The Komets said they will focus on offense in the offseason, after scoring 2.85 goals per game, 16th most in the league.
They were led by team MVP Brandon Marino (20 goals, 74 points), Brett Smith (13 goals, 45 points) and Thomas Beauregard (24 goals, 34 points), who was brought in to replace Auger.
The defense ranked 17th, allowing 3.42 goals per game. The power play was last (13 percent) and the penalty kill 20th (80.1 percent).
Uncharacteristically of this team, we were horrible on special teams. That’s from the system we used, to the players involved on the penalty kill, to something people don’t look at often – faceoffs – and we hardly ever got them this year, said Franke, who will evaluate the future of coach Al Sims as well as the players.
The goaltending was a positive. Reiter was 14-7-1 with a 2.72 goals-against average and a .916 save percentage before his call-up. Charlie Effinger was 10-13-2 with a 3.55 GAA and a .890 save percentage. Jeff Deslauriers was 5-8-1 with a 3.35 GAA and a .900 save percentage. And Marco Cousineau was 3-7-0 with a 3.55 GAA and a .886 save percentage.
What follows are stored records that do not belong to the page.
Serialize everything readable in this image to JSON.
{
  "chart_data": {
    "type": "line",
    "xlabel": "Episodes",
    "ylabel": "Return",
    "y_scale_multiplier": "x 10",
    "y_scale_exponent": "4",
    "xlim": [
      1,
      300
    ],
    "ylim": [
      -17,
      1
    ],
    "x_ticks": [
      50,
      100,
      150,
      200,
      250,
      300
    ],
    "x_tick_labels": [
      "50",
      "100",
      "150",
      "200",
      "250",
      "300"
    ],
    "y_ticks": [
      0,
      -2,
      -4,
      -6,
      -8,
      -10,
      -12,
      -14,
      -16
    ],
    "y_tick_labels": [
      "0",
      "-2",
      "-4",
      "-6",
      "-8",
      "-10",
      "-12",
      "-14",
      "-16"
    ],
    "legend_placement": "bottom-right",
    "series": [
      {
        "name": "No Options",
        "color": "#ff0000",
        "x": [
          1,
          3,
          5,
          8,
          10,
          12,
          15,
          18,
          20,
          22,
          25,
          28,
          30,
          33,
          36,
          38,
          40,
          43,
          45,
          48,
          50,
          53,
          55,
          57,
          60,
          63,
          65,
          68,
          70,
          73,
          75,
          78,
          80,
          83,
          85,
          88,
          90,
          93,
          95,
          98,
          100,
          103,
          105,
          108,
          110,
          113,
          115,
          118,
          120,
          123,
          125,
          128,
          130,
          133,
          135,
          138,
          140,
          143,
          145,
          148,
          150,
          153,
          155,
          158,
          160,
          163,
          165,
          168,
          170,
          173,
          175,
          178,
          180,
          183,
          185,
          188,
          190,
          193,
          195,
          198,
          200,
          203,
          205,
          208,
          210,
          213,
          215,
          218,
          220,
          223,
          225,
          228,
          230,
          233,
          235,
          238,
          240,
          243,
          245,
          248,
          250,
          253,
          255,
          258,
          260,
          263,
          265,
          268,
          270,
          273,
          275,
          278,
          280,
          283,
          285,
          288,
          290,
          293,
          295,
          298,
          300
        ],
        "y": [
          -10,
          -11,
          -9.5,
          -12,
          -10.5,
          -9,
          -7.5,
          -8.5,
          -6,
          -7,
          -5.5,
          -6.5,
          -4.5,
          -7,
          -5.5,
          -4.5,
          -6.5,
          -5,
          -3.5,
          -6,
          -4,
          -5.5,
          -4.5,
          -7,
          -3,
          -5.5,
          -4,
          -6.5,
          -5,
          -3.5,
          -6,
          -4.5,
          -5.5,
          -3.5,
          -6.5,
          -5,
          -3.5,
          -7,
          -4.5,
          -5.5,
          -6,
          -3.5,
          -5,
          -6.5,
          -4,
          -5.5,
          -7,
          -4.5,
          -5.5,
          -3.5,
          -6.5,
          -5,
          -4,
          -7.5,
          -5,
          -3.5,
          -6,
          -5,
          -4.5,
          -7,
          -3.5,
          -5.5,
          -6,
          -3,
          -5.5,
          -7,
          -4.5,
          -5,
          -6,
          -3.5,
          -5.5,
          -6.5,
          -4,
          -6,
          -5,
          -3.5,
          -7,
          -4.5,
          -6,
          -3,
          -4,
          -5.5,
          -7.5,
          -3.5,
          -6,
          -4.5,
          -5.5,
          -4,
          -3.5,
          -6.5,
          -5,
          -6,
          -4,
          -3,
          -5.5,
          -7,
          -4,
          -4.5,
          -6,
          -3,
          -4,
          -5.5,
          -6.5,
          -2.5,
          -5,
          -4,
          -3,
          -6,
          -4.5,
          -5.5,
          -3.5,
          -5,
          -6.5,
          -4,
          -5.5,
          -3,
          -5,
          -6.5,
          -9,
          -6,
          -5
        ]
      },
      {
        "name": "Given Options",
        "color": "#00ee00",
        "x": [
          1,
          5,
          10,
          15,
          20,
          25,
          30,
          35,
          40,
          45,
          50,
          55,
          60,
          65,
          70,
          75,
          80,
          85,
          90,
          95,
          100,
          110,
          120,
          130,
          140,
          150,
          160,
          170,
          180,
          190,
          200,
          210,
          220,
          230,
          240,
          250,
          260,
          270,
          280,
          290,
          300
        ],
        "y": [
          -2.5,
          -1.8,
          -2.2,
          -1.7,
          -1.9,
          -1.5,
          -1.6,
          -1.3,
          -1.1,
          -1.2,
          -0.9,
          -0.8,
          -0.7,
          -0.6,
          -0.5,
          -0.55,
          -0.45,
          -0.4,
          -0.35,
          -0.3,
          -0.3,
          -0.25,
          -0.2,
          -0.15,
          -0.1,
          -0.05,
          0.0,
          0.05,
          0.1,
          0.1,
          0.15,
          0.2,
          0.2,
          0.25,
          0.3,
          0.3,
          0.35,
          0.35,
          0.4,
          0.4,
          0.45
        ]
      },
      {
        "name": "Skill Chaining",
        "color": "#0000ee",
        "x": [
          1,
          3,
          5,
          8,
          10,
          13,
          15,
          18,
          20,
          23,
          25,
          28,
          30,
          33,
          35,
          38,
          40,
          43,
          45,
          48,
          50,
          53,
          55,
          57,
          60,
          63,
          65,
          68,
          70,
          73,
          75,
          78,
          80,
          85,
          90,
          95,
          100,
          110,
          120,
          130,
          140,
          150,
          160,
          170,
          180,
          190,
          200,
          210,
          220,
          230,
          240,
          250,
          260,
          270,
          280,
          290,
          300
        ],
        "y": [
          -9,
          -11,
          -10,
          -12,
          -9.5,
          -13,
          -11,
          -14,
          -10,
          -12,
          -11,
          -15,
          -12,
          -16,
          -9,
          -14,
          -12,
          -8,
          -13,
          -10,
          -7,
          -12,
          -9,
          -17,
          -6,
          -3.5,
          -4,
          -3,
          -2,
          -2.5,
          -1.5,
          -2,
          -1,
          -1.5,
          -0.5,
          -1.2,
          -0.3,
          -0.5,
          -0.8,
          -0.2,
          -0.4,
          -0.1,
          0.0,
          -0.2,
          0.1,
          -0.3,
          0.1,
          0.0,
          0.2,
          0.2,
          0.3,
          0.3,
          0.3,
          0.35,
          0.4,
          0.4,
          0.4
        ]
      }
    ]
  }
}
But an inexperienced defense hung them out to dry, and there wasn’t enough offensive support.
It’s funny, when guys grow confidence in the goalies behind us, they start turning it over and kind of thinking, Eh, the goalies will take care of it.’ That’s happened too many times to us, forward Jean-Michel Rizk said.
These guys can’t stop them all. At some point, the law of averages will catch up, and you need too make sure you’re not putting your goalies in those situations.
If this season was a perfect storm, now begins the cleanup.
There are no guarantees in anything, especially life, Franke said. But we recognize the problems we had.